This is the third part in the Preparation for Fibre Art series. Part one discussed the washing part of preparation, particularly for fleece, yarn, and fabric. Part two discussed card and combing techniques for working with washed fleece. In part three I will be discussing some particular preparation issues and techniques for dyeing, naturally and synthetically.
Preparing Fibre to Preserve Quality
Sometimes your fibre just does not dye correctly. The silk lost its sheen, the fleece became course, or the roving felted. Dyeing is an art in itself, and is also part of preparing to engage in fibre art. I do not want to re-hash the washing and other pre-dye preparation information here. You can always refer back to part one of this series if you want to review or reference that information.
Natural dyeing can be very hit and miss, sometimes the colour is brilliant and other times you end up disappointed. What is worse, is when the colour is amazing but your fibre was ruined. Can you ruin fibre in the dyeing process? Yes, and it is very common when dyeing with reds or blues. Of course, those just happen to be the more expensive natural dyes too.
Dye Vat Tips to Preserve Quality:
Top tip for reds is never, ever, ever boil a red dye. Some reds will be destroyed by the boiling while others will actually change colour. Boiling will also felt your fibre, and can cause silk to lose its sheen as well. No matter what colour you are dyeing, and whether it is natural or synthetic dyes that you are using, never boil silk. Some silk can handle a short period of boiling, such as silk noil, but silk fabric, roving, or yarn can have the luster destroyed by heat. When dyeing with silk keep the vat to a low simmer, and heat a tad longer than is suggested (or until exhausted if using synthetic dyes).
Some mordants can also damage the fibres. Iron can eat the fibres over time, and weaken them immediately. As such, Iron is best utilized as an after-bath, or through the dyeing process by using a cast-iron vessel. Iron is generally utilized to sadden the colour, such as turning a yellow to more of a green. Tin is another harsh mordant, not to mention that it is toxic. Tin is best used as a light after-bath, usually utilized to brighten the colours.

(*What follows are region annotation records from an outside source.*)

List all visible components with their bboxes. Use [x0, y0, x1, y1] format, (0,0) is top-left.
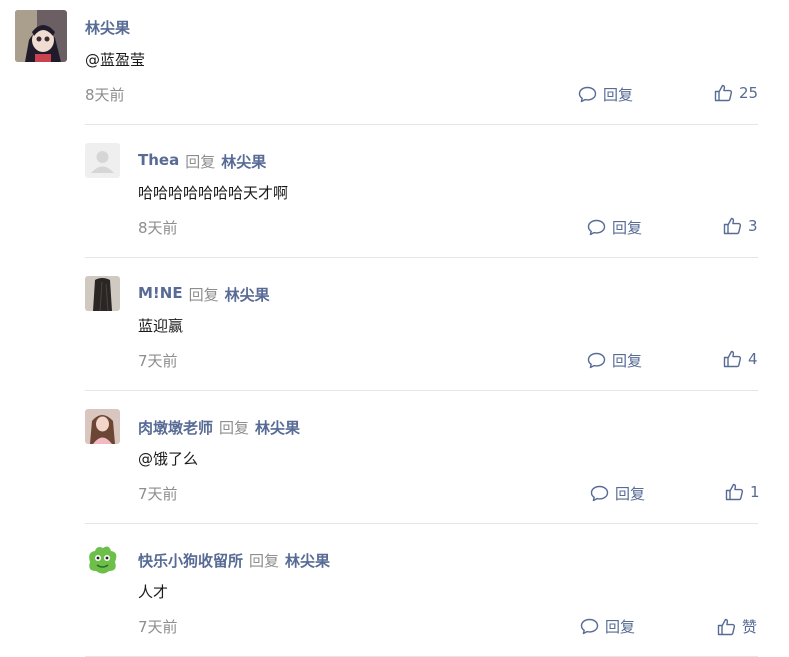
- reply-author[interactable]: 快乐小狗收留所: [138, 550, 243, 571]
- comment-bubble-icon: [587, 352, 606, 369]
- divider: [85, 523, 758, 524]
- reply-word: 回复: [249, 552, 280, 570]
- avatar[interactable]: [15, 10, 67, 62]
- reply-label: 回复: [605, 618, 636, 636]
- reply-text: @饿了么: [138, 450, 199, 468]
- thumbs-up-icon: [723, 217, 742, 235]
- avatar[interactable]: [85, 542, 120, 577]
- comment-time: 8天前: [85, 86, 125, 104]
- reply-label: 回复: [603, 86, 634, 104]
- divider: [85, 390, 758, 391]
- reply-text: 蓝迎赢: [138, 317, 184, 335]
- avatar[interactable]: [85, 409, 120, 444]
- reply-author[interactable]: M!NE: [138, 284, 183, 305]
- reply-header: Thea 回复 林尖果: [138, 151, 266, 172]
- reply-word: 回复: [219, 419, 250, 437]
- like-count: 3: [748, 217, 758, 235]
- like-count: 赞: [742, 618, 758, 636]
- reply-text: 哈哈哈哈哈哈哈天才啊: [138, 184, 289, 202]
- reply-button[interactable]: 回复: [587, 350, 642, 371]
- comment-bubble-icon: [590, 485, 609, 502]
- reply-time: 7天前: [138, 352, 178, 370]
- reply-label: 回复: [615, 485, 646, 503]
- thumbs-up-icon: [717, 618, 736, 636]
- like-button[interactable]: 3: [723, 217, 758, 235]
- like-button[interactable]: 25: [714, 84, 758, 102]
- comment-bubble-icon: [580, 618, 599, 635]
- like-button[interactable]: 1: [725, 483, 760, 501]
- comment-author[interactable]: 林尖果: [85, 17, 130, 38]
- reply-button[interactable]: 回复: [587, 217, 642, 238]
- thumbs-up-icon: [723, 350, 742, 368]
- reply-author[interactable]: 肉墩墩老师: [138, 417, 213, 438]
- like-count: 25: [739, 84, 759, 102]
- reply-button[interactable]: 回复: [590, 483, 645, 504]
- reply-target[interactable]: 林尖果: [221, 151, 266, 172]
- like-count: 4: [748, 350, 758, 368]
- comment-text: @蓝盈莹: [85, 51, 146, 69]
- reply-word: 回复: [188, 286, 219, 304]
- reply-header: M!NE 回复 林尖果: [138, 284, 270, 305]
- reply-time: 8天前: [138, 219, 178, 237]
- divider: [85, 124, 758, 125]
- reply-label: 回复: [612, 352, 643, 370]
- reply-header: 肉墩墩老师 回复 林尖果: [138, 417, 300, 438]
- reply-label: 回复: [612, 219, 643, 237]
- thumbs-up-icon: [714, 84, 733, 102]
- reply-text: 人才: [138, 583, 169, 601]
- avatar[interactable]: [85, 276, 120, 311]
- reply-target[interactable]: 林尖果: [285, 550, 330, 571]
- reply-word: 回复: [185, 153, 216, 171]
- reply-button[interactable]: 回复: [578, 84, 633, 105]
- avatar[interactable]: [85, 143, 120, 178]
- like-count: 1: [750, 483, 760, 501]
- reply-time: 7天前: [138, 618, 178, 636]
- reply-author[interactable]: Thea: [138, 151, 179, 172]
- reply-header: 快乐小狗收留所 回复 林尖果: [138, 550, 330, 571]
- comment-bubble-icon: [587, 219, 606, 236]
- like-button[interactable]: 赞: [717, 616, 757, 637]
- reply-button[interactable]: 回复: [580, 616, 635, 637]
- reply-target[interactable]: 林尖果: [225, 284, 270, 305]
- reply-target[interactable]: 林尖果: [255, 417, 300, 438]
- thumbs-up-icon: [725, 483, 744, 501]
- comment-bubble-icon: [578, 86, 597, 103]
- reply-time: 7天前: [138, 485, 178, 503]
- divider: [85, 257, 758, 258]
- like-button[interactable]: 4: [723, 350, 758, 368]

Indigo is another dye vat that can end up damaging your fibres. Indigo is dyed with at a high pH, normally 10. Most indigo reduction vats call for the use of Lye, sodium hydroxide. Lye is one of the chemicals often used to burn VM (vegetable matter) out of wool in commercial processes. The use of Lye in an indigo vat can cause the wool to become harsh and scratchy. One way to mitigate lye harshness is to utilize short vat times and frequent oxidization. A second method to avoid the fibres becoming harsh or damaged is to use a different chemical to change the pH, such as washing or baking soda.
When dyeing with roving, always make sure to simmer the fibre rather than boil it. Roving and fleece are prime candidates for “dye bath felt” creations. If roving has felted a bit, but is still loose, it can be reclaimed. You can reclaim mildly felted roving by gently teasing and tugging the fibres until they “slip” against each other and become fluffy. If you tug too hard it can part the roving, so experiment and adjust until you get the right feel.